This is a simple recipe based on a delicious sauce my mother used to make. Minimalist, slightly verbose, directions below:
I don’t remember if my mother used red pepper or a carrot (I haven’t watched her make the sauce in more than 45 years), but they add a nice sweetness to the sauce. We like garlic, so I use several large cloves, 1/2 cup, from the looks of this, finely chopped. One medium onion, finely chopped.
Cover the bottom of your sauce pan with a thin layer of oil (we use avocado oil), turn on the heat– medium high. When the oil is hot (a dropped chopping sizzles) stir in the chopped ingredients, stirring frequently until the onions are a caramel color (the photo above is early in the process). When I make this with fake meat (my mother used real chopped meat, particularly when she made her incomparable lasagne), I brown the fake meat during this stage of cooking.
During Sekhnet’s tomato season I cut off the tops of and parboil as many as she harvests (until the skin looks wrinkly), remove them carefully with a slotted spoon, into a strainer, run them under cold water (the suckers are hot!) and pull the skins off, before adding them to the ingredients above. In the winter, it is a can or two of whole tomatoes, which have been skinned somewhere in Italy. Using canned tomatoes (though not quite the same as fresh, ripe ones) eliminates the real possibility (the first time) of being hurt by a scalding hot tomato you are skinning.

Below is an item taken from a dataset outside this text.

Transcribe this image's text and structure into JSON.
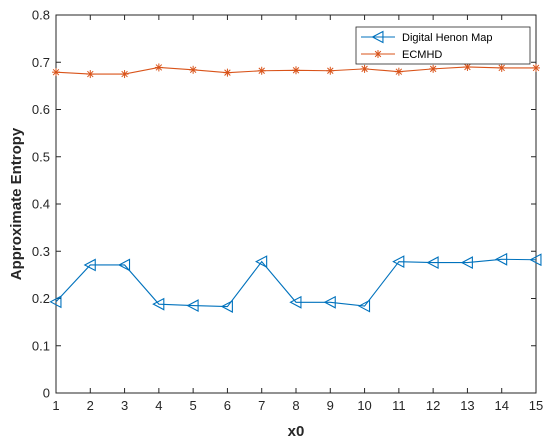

Pour the tomatoes into the sauce pan, mixing well and crushing them with a wooden spatula or potato masher (I suppose you could also use crushed tomatoes in the can). Once it reaches a boil, simmer it over a low flame, uncovered (this allows it to reduce into a rich sauce). Stir frequently while it simmers.
Every half hour or so spoon out a bit, let it cool, taste it. When it is close to your liking, add chopped fresh oregano and fresh basil to the sauce, stir and simmer a bit longer. This is also the time to start the pasta cooking.
You will notice I mention neither salt nor ground pepper, though both can be added. We use only a pinch or two. These can also be added to taste once the sauce is on your plate, if anyone at your table is trying to limit their salt intake.
It is possible to eat this sauce after a fairly short cooking time (less than an hour, or even twenty minutes in). But Sekhnet, shrugging like one of her mother’s old Italian friends will say, with the tolerant, slightly pitying nod of someone forced to state the obvious, “it’s young.”
The young sauce is not bad, but the longer you cook it, the more it reduces (as water slowly boils away) and the richer the flavor becomes. Like many good things, this sauce rewards your patience.
A great sauce for a cold day, and if you love a good pasta sauce, your house will smell great for a few hours while it’s cooking.